Bundesliga - Stimmungsboykott in deutschen Stadien beendet

Endlich eine Stimme - und auch wieder Stimmung: Die Aktion "12:12" beendet das Schweigen in den deutschen Stadien. Andreas Rettig, neuer Geschäftsführer der Deutschen Fußball Liga (DFL), lud als erste Amtshandlung die Fans zum Gespräch ein, die umgehend einen vorläufigen Schlusspunkt hinter den beeindruckenden Protest der Kurven an den letzten Spieltagen der Hinrunde setzten.

"Nach der Winterpause gibt es von uns keinen Aufruf zu einem Stimmungsboykott. Wir werden uns auf Einladung von Herrn Rettig in den nächsten Tagen zusammensetzen und uns zunächst beschnuppern.

Es ist unser Ziel, auf Dauer nicht nur gegen etwas zu sein, sondern zu gestalten und aktiv mitzuwirken", sagte 12:12-Sprecher Jan-Henrik Gruszecki dem SID.

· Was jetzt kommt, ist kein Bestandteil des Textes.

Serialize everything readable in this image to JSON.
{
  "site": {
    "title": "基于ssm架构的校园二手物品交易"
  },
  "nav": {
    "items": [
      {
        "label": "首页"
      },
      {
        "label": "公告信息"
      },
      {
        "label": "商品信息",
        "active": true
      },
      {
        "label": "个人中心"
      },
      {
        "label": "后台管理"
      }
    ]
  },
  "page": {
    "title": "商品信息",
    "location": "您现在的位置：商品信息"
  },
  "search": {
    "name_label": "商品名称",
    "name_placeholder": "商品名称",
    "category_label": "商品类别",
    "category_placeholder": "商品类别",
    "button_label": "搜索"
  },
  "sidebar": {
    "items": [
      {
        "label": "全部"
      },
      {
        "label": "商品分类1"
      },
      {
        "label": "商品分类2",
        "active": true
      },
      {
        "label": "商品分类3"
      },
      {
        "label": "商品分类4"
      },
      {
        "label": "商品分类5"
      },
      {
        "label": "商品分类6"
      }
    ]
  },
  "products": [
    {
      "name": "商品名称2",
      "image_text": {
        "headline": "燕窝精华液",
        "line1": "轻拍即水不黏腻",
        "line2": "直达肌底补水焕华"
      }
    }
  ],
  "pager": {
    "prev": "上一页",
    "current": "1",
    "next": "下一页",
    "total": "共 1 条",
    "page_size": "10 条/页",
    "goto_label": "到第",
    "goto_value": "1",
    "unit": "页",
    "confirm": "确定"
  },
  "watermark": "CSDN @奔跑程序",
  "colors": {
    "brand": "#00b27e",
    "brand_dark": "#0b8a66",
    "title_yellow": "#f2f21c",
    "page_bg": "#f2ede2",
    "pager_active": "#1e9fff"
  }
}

Die Aktionen an den letzten drei Spieltagen der Hinrunde wertet "12:12" als "Riesenerfolg". Man habe das neue Sicherheitskonzept der DFL "nicht in Gänze verhindert, aber wenn man sich anschaut, was vom ersten Entwurf noch übrig war, haben wir viel verhindert". Nun könne der "immer eingeforderte Dialog endlich ernsthaft beginnen".

DFL-Vize Heribert Bruchhagen zeigte sich erleichtert. "Diese Konfliktsituation war nie im Sinne des Fußballs", sagte er dem SID, "ich würde mich sehr freuen, wenn sie nun Stück für Stück aufgelöst würde."

Den Erfolg der Gespräche macht die Aktion zur Bedingung dafür, dauerhaft den Protest einzustellen. "Die Gesamtsolidarität muss in der Fanszene beibehalten werden", sagte Gruszecki.

Rettig will mit Fans kooperieren

"Wir werden uns immer gegen Vollkontrollen und die Beschneidung von Gästekontingenten stellen und gegebenenfalls mit Protest, Kreativität und Aufklärung gegen derlei Repressalien agieren."

Rettig wird am Donnerstag um 11.00 Uhr in Frankfurt/Main offiziell in seinem neuen Amt vorgestellt, er wird sich dort auch über sein Gesprächsangebot äußern.

Das 16 Punkte umfassende Konzept "Stadionerlebnis" war von der Vollversammlung der DFL am 12. Dezember beschlossen worden. Die Vertreter der 36 Vereine der Bundesliga und 2. Liga erzielten in allen Punkten "mit großer Mehrheit" Einigkeit.